Обойдя развалины, приятели поднялись на небольшой холм и замерли, не веря, что их блуждания закончились. Заброшенный путь всего через три или четыре сотни першей6 сначала терялся между полями ржи, а дальше сходился с новой дорогой, которая рассекала широкую долину. Сверху можно было разобрать и трудившихся на полях крестьян, и дымящийся пылью торговый тракт. Внезапно на старой дороге появилась свора гончих собак, черных с рыжими подпалинами, за ними псари с длинными кнутами на плечах, лёгкими рогатинами и арканами. Последним показался всадник.

– О! Охотнички! И, кажется, я знаю, за каким они оленем, – на бегу бросил Пьер, увлекая приятелей вниз к развалинам. – Вы как хотите, а я подальше.

– Но мы, вроде, тут ни при чём? – удивился Жиль. – Тебе-то чего бояться?

– Помнишь, я про грамотку говорил? Вот только печать у меня на ней просрочена. А новую ставить лучше в Лютеции.
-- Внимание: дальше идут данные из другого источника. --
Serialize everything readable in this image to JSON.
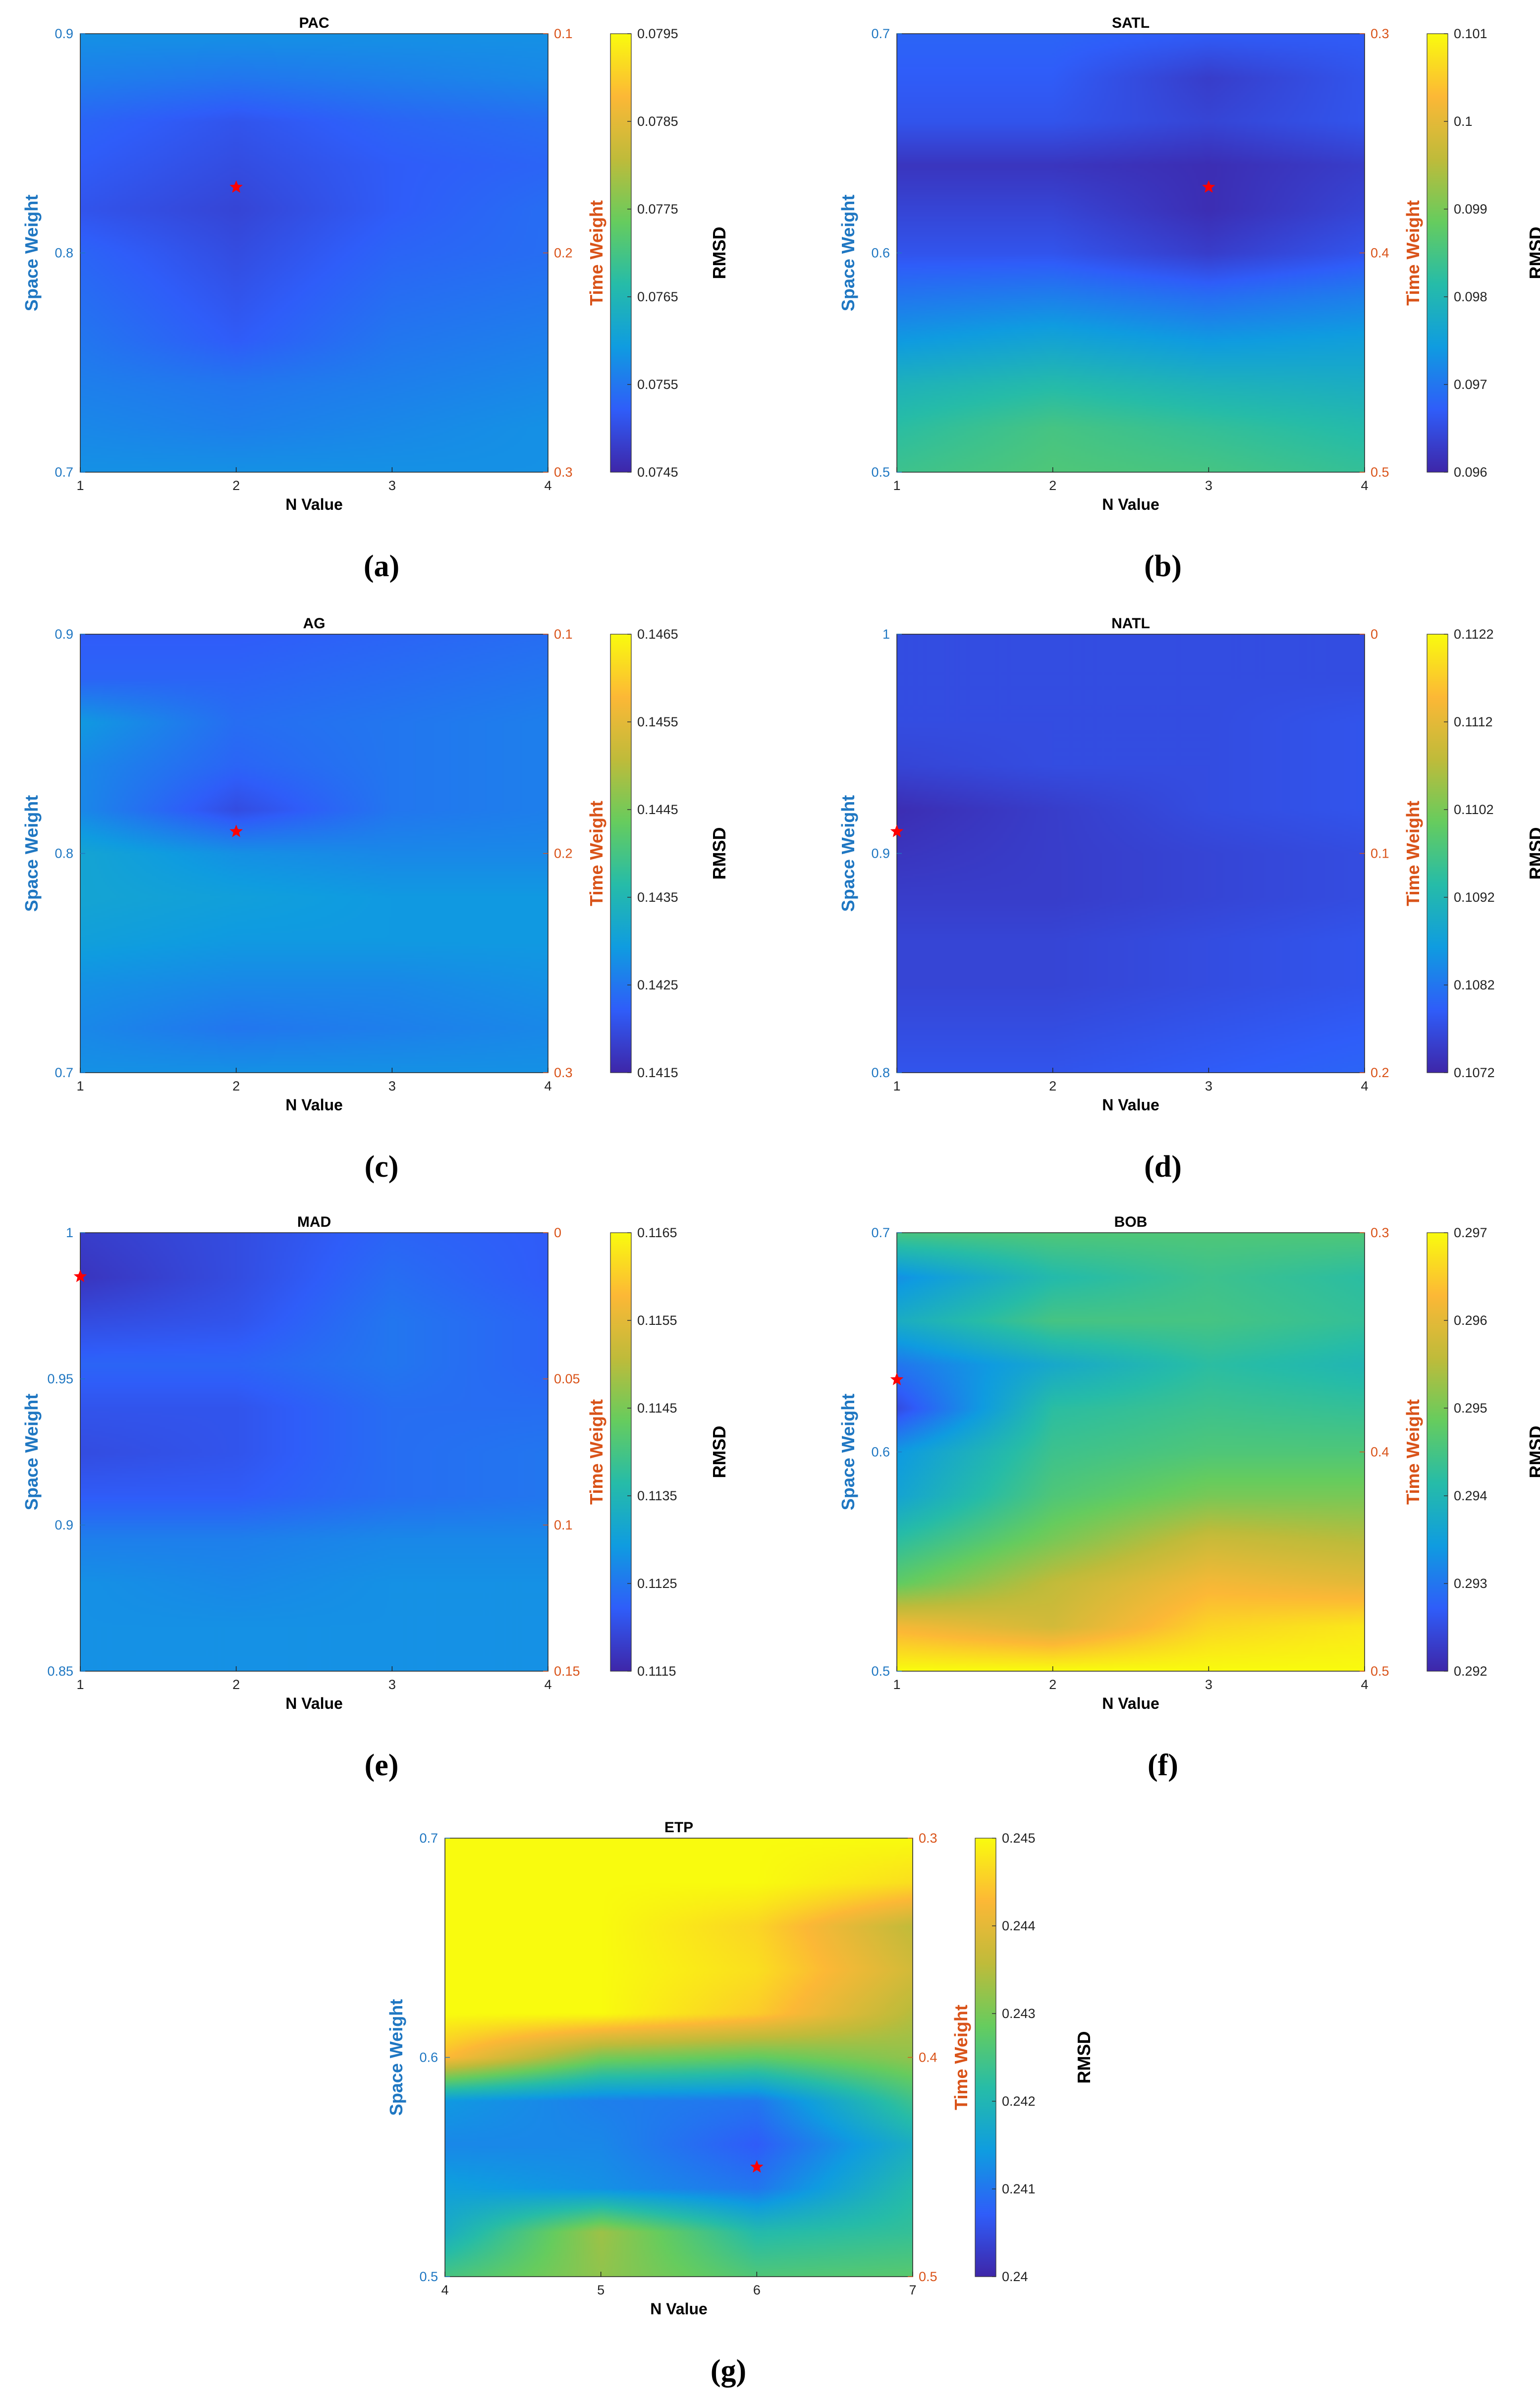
{
  "figure": {
    "space_axis_label": "Space Weight",
    "time_axis_label": "Time Weight",
    "x_axis_label": "N Value",
    "colorbar_label": "RMSD",
    "colors": {
      "space_axis": "#1f77c2",
      "time_axis": "#d95319",
      "marker": "#ff0000",
      "frame": "#000000"
    },
    "colormap": [
      "#3e26a8",
      "#2f5df9",
      "#0f9ce0",
      "#26bca8",
      "#66cc5e",
      "#bfbb3a",
      "#fcb836",
      "#f9fb0e"
    ]
  },
  "chart_data": [
    {
      "type": "heatmap",
      "id": "a",
      "title": "PAC",
      "caption": "(a)",
      "x": [
        1,
        2,
        3,
        4
      ],
      "xticks": [
        "1",
        "2",
        "3",
        "4"
      ],
      "ylim": [
        0.7,
        0.9
      ],
      "yticks": [
        "0.7",
        "0.8",
        "0.9"
      ],
      "y2ticks": [
        "0.3",
        "0.2",
        "0.1"
      ],
      "clim": [
        0.0745,
        0.0795
      ],
      "cticks": [
        "0.0745",
        "0.0755",
        "0.0765",
        "0.0775",
        "0.0785",
        "0.0795"
      ],
      "marker": {
        "x": 2,
        "y": 0.83
      },
      "y": [
        0.7,
        0.72,
        0.74,
        0.76,
        0.78,
        0.8,
        0.82,
        0.84,
        0.86,
        0.88,
        0.9
      ],
      "z": [
        [
          0.0758,
          0.0758,
          0.0758,
          0.0758
        ],
        [
          0.0757,
          0.0756,
          0.0757,
          0.0758
        ],
        [
          0.0756,
          0.0755,
          0.0756,
          0.0757
        ],
        [
          0.0755,
          0.0752,
          0.0755,
          0.0756
        ],
        [
          0.0754,
          0.0751,
          0.0754,
          0.0755
        ],
        [
          0.0753,
          0.075,
          0.0753,
          0.0754
        ],
        [
          0.0751,
          0.0749,
          0.0752,
          0.0754
        ],
        [
          0.0752,
          0.075,
          0.0752,
          0.0753
        ],
        [
          0.0753,
          0.0751,
          0.0753,
          0.0754
        ],
        [
          0.0756,
          0.0755,
          0.0756,
          0.0757
        ],
        [
          0.0758,
          0.0758,
          0.0758,
          0.0758
        ]
      ]
    },
    {
      "type": "heatmap",
      "id": "b",
      "title": "SATL",
      "caption": "(b)",
      "x": [
        1,
        2,
        3,
        4
      ],
      "xticks": [
        "1",
        "2",
        "3",
        "4"
      ],
      "ylim": [
        0.5,
        0.7
      ],
      "yticks": [
        "0.5",
        "0.6",
        "0.7"
      ],
      "y2ticks": [
        "0.5",
        "0.4",
        "0.3"
      ],
      "clim": [
        0.096,
        0.101
      ],
      "cticks": [
        "0.096",
        "0.097",
        "0.098",
        "0.099",
        "0.1",
        "0.101"
      ],
      "marker": {
        "x": 3,
        "y": 0.63
      },
      "y": [
        0.5,
        0.52,
        0.54,
        0.56,
        0.58,
        0.6,
        0.62,
        0.64,
        0.66,
        0.68,
        0.7
      ],
      "z": [
        [
          0.0984,
          0.0986,
          0.0985,
          0.0983
        ],
        [
          0.0982,
          0.0985,
          0.0983,
          0.0981
        ],
        [
          0.0979,
          0.0981,
          0.0979,
          0.0978
        ],
        [
          0.0974,
          0.0976,
          0.0974,
          0.0975
        ],
        [
          0.097,
          0.0971,
          0.0969,
          0.0971
        ],
        [
          0.0966,
          0.0966,
          0.0963,
          0.0966
        ],
        [
          0.0964,
          0.0964,
          0.0961,
          0.0964
        ],
        [
          0.0962,
          0.0962,
          0.0961,
          0.0963
        ],
        [
          0.0966,
          0.0966,
          0.0964,
          0.0966
        ],
        [
          0.0967,
          0.0967,
          0.0963,
          0.0966
        ],
        [
          0.0968,
          0.0968,
          0.0967,
          0.0967
        ]
      ]
    },
    {
      "type": "heatmap",
      "id": "c",
      "title": "AG",
      "caption": "(c)",
      "x": [
        1,
        2,
        3,
        4
      ],
      "xticks": [
        "1",
        "2",
        "3",
        "4"
      ],
      "ylim": [
        0.7,
        0.9
      ],
      "yticks": [
        "0.7",
        "0.8",
        "0.9"
      ],
      "y2ticks": [
        "0.3",
        "0.2",
        "0.1"
      ],
      "clim": [
        0.1415,
        0.1465
      ],
      "cticks": [
        "0.1415",
        "0.1425",
        "0.1435",
        "0.1445",
        "0.1455",
        "0.1465"
      ],
      "marker": {
        "x": 2,
        "y": 0.81
      },
      "y": [
        0.7,
        0.72,
        0.74,
        0.76,
        0.78,
        0.8,
        0.82,
        0.84,
        0.86,
        0.88,
        0.9
      ],
      "z": [
        [
          0.1428,
          0.1428,
          0.1428,
          0.1428
        ],
        [
          0.1427,
          0.1425,
          0.1426,
          0.1427
        ],
        [
          0.1428,
          0.1427,
          0.1427,
          0.1428
        ],
        [
          0.143,
          0.1429,
          0.1429,
          0.1429
        ],
        [
          0.1431,
          0.143,
          0.1429,
          0.1429
        ],
        [
          0.1431,
          0.1428,
          0.1427,
          0.1427
        ],
        [
          0.1427,
          0.142,
          0.1425,
          0.1426
        ],
        [
          0.1427,
          0.1423,
          0.1425,
          0.1426
        ],
        [
          0.1429,
          0.1424,
          0.1425,
          0.1426
        ],
        [
          0.1423,
          0.1423,
          0.1424,
          0.1425
        ],
        [
          0.1422,
          0.1422,
          0.1423,
          0.1424
        ]
      ]
    },
    {
      "type": "heatmap",
      "id": "d",
      "title": "NATL",
      "caption": "(d)",
      "x": [
        1,
        2,
        3,
        4
      ],
      "xticks": [
        "1",
        "2",
        "3",
        "4"
      ],
      "ylim": [
        0.8,
        1.0
      ],
      "yticks": [
        "0.8",
        "0.9",
        "1"
      ],
      "y2ticks": [
        "0.2",
        "0.1",
        "0"
      ],
      "clim": [
        0.1072,
        0.1122
      ],
      "cticks": [
        "0.1072",
        "0.1082",
        "0.1092",
        "0.1102",
        "0.1112",
        "0.1122"
      ],
      "marker": {
        "x": 1,
        "y": 0.91
      },
      "y": [
        0.8,
        0.82,
        0.84,
        0.86,
        0.88,
        0.9,
        0.92,
        0.94,
        0.96,
        0.98,
        1.0
      ],
      "z": [
        [
          0.1078,
          0.1078,
          0.1079,
          0.108
        ],
        [
          0.1077,
          0.1077,
          0.1078,
          0.1079
        ],
        [
          0.1076,
          0.1076,
          0.1077,
          0.1078
        ],
        [
          0.1076,
          0.1076,
          0.1077,
          0.1078
        ],
        [
          0.1075,
          0.1075,
          0.1076,
          0.1077
        ],
        [
          0.1074,
          0.1075,
          0.1076,
          0.1077
        ],
        [
          0.1073,
          0.1075,
          0.1077,
          0.1078
        ],
        [
          0.1076,
          0.1077,
          0.1077,
          0.1078
        ],
        [
          0.1077,
          0.1077,
          0.1077,
          0.1078
        ],
        [
          0.1077,
          0.1077,
          0.1077,
          0.1077
        ],
        [
          0.1077,
          0.1077,
          0.1077,
          0.1077
        ]
      ]
    },
    {
      "type": "heatmap",
      "id": "e",
      "title": "MAD",
      "caption": "(e)",
      "x": [
        1,
        2,
        3,
        4
      ],
      "xticks": [
        "1",
        "2",
        "3",
        "4"
      ],
      "ylim": [
        0.85,
        1.0
      ],
      "yticks": [
        "0.85",
        "0.9",
        "0.95",
        "1"
      ],
      "y2ticks": [
        "0.15",
        "0.1",
        "0.05",
        "0"
      ],
      "clim": [
        0.1115,
        0.1165
      ],
      "cticks": [
        "0.1115",
        "0.1125",
        "0.1135",
        "0.1145",
        "0.1155",
        "0.1165"
      ],
      "marker": {
        "x": 1,
        "y": 0.985
      },
      "y": [
        0.85,
        0.865,
        0.88,
        0.895,
        0.91,
        0.925,
        0.94,
        0.955,
        0.97,
        0.985,
        1.0
      ],
      "z": [
        [
          0.1128,
          0.1128,
          0.1128,
          0.1128
        ],
        [
          0.1128,
          0.1128,
          0.1128,
          0.1128
        ],
        [
          0.1128,
          0.1127,
          0.1128,
          0.1128
        ],
        [
          0.1126,
          0.1126,
          0.1127,
          0.1127
        ],
        [
          0.1122,
          0.1122,
          0.1124,
          0.1125
        ],
        [
          0.112,
          0.1121,
          0.1124,
          0.1125
        ],
        [
          0.1121,
          0.1121,
          0.1124,
          0.1124
        ],
        [
          0.1123,
          0.1123,
          0.1125,
          0.1123
        ],
        [
          0.112,
          0.1121,
          0.1125,
          0.1123
        ],
        [
          0.1117,
          0.112,
          0.1124,
          0.1122
        ],
        [
          0.1118,
          0.112,
          0.1123,
          0.1122
        ]
      ]
    },
    {
      "type": "heatmap",
      "id": "f",
      "title": "BOB",
      "caption": "(f)",
      "x": [
        1,
        2,
        3,
        4
      ],
      "xticks": [
        "1",
        "2",
        "3",
        "4"
      ],
      "ylim": [
        0.5,
        0.7
      ],
      "yticks": [
        "0.5",
        "0.6",
        "0.7"
      ],
      "y2ticks": [
        "0.5",
        "0.4",
        "0.3"
      ],
      "clim": [
        0.292,
        0.297
      ],
      "cticks": [
        "0.292",
        "0.293",
        "0.294",
        "0.295",
        "0.296",
        "0.297"
      ],
      "marker": {
        "x": 1,
        "y": 0.633
      },
      "y": [
        0.5,
        0.52,
        0.54,
        0.56,
        0.58,
        0.6,
        0.62,
        0.64,
        0.66,
        0.68,
        0.7
      ],
      "z": [
        [
          0.297,
          0.297,
          0.297,
          0.297
        ],
        [
          0.2962,
          0.2958,
          0.2966,
          0.2968
        ],
        [
          0.2948,
          0.2956,
          0.2962,
          0.296
        ],
        [
          0.2942,
          0.295,
          0.2957,
          0.2955
        ],
        [
          0.2936,
          0.2946,
          0.295,
          0.295
        ],
        [
          0.2934,
          0.2944,
          0.2946,
          0.2946
        ],
        [
          0.2925,
          0.2942,
          0.2944,
          0.2943
        ],
        [
          0.293,
          0.2937,
          0.2942,
          0.294
        ],
        [
          0.2938,
          0.2945,
          0.2945,
          0.2943
        ],
        [
          0.2933,
          0.2941,
          0.2944,
          0.2942
        ],
        [
          0.2945,
          0.2946,
          0.2946,
          0.2946
        ]
      ]
    },
    {
      "type": "heatmap",
      "id": "g",
      "title": "ETP",
      "caption": "(g)",
      "x": [
        4,
        5,
        6,
        7
      ],
      "xticks": [
        "4",
        "5",
        "6",
        "7"
      ],
      "ylim": [
        0.5,
        0.7
      ],
      "yticks": [
        "0.5",
        "0.6",
        "0.7"
      ],
      "y2ticks": [
        "0.5",
        "0.4",
        "0.3"
      ],
      "clim": [
        0.24,
        0.245
      ],
      "cticks": [
        "0.24",
        "0.241",
        "0.242",
        "0.243",
        "0.244",
        "0.245"
      ],
      "marker": {
        "x": 6,
        "y": 0.55
      },
      "y": [
        0.5,
        0.52,
        0.54,
        0.56,
        0.58,
        0.6,
        0.62,
        0.64,
        0.66,
        0.68,
        0.7
      ],
      "z": [
        [
          0.2425,
          0.2432,
          0.2426,
          0.2427
        ],
        [
          0.2418,
          0.2433,
          0.2421,
          0.2423
        ],
        [
          0.2415,
          0.2413,
          0.241,
          0.2421
        ],
        [
          0.2412,
          0.2412,
          0.2407,
          0.2418
        ],
        [
          0.2414,
          0.2411,
          0.241,
          0.2424
        ],
        [
          0.2443,
          0.243,
          0.2428,
          0.2432
        ],
        [
          0.245,
          0.245,
          0.2445,
          0.2435
        ],
        [
          0.245,
          0.245,
          0.2447,
          0.2438
        ],
        [
          0.245,
          0.245,
          0.2446,
          0.2436
        ],
        [
          0.245,
          0.245,
          0.245,
          0.2447
        ],
        [
          0.245,
          0.245,
          0.245,
          0.245
        ]
      ]
    }
  ]
}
В общем, я встречаться с этими охотничками не собираюсь и вам не советую.

Пьер подхватил свой мешок и скрылся в густом подлеске. Манюэль, наоборот, никуда прятаться явно не собирался. Жиль замер, пытаясь решить, как ему поступить: с одной стороны, Пьер путешествует давно, да и советов плохих никогда не давал – но и южанин-алхимик на дорогах не первый год. И совершенно спокоен. Наконец, парень решил последовать совету ваганта, подхватил мешок с вещами… но опоздал. К бывшему постоялому двору выскочили собаки, уверенно окружили людей, не давая сбежать. Почти сразу подоспели псари, а за ними въехал начальствующий господин.
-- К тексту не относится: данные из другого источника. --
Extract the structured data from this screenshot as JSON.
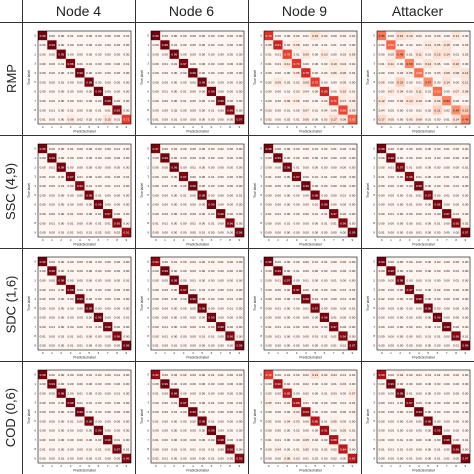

Хозяин был полной противоположностью молодому шевалье. Попона гнедой лошади не просто кусок ткани, а украшена разноцветными вставками и металлическими чеканными бляхами. Седло дорогое, сарацинской работы – Жиль видел похожее у своего графа. Да и по возрасту – уже старик, с морщинистым, землистого цвета лицом, с провалившимися щеками, острыми скулами и с длинными седыми волосами, топорщившимися в стороны из-под шапки. Вот только взгляд был… не мутный, подёрнувшийся плёнкой возраста – а цепкий, пронзительный. Страшный. Увидев, кого поймала челядь, старик остановил коня и жестом приказал подвести обоих к себе.

– Кто такие? – взгляд вдруг зацепился за торчащий из дорожного мешка кусок плаща. – Где он?

Манюэль вздрогнул, побелел и сбивчиво начал объяснять, что ни он, ни его друг бродячий школяр, к беглецу не имеют никакого отношения. И что вот совсем недавно видели молодого шевалье у края леса, тот потерял кусок плаща, а Манюэль подобрал и хотел вернуть…

– Ушёл! – раздосадовано хлопнул себя по бедру старик. – Ушёл, паскуда.

Отведя душу бранью, старик переключился на нежданную добычу.

– Кто такие? Из сервов?

– Никак нет, господин, – ответил Манюэль, и оба поклонились. – Я скромный философ, а это мой друг бродячий школяр.

– Алхимик, значит, – удовлетворённо произнёс старик, – золотоискатель.

Манюэль промолчал: благородный господин – это не школяр-вагант, на которого можно и обидеться, если он приравнивает ищущего тайн «первичной материей» к суфлёрам-алхимикам, только и думающим о превращении ртути в золото.

– Фейерверки устраивать можешь?

– Да. Я посвящён в искусство соединения серы и соли с огненным первоэлементом.

– Это хорошо. Своего алхимика у нас ещё нет… Пойдёшь с нами. Школяр тоже, найдём, куда приспособить.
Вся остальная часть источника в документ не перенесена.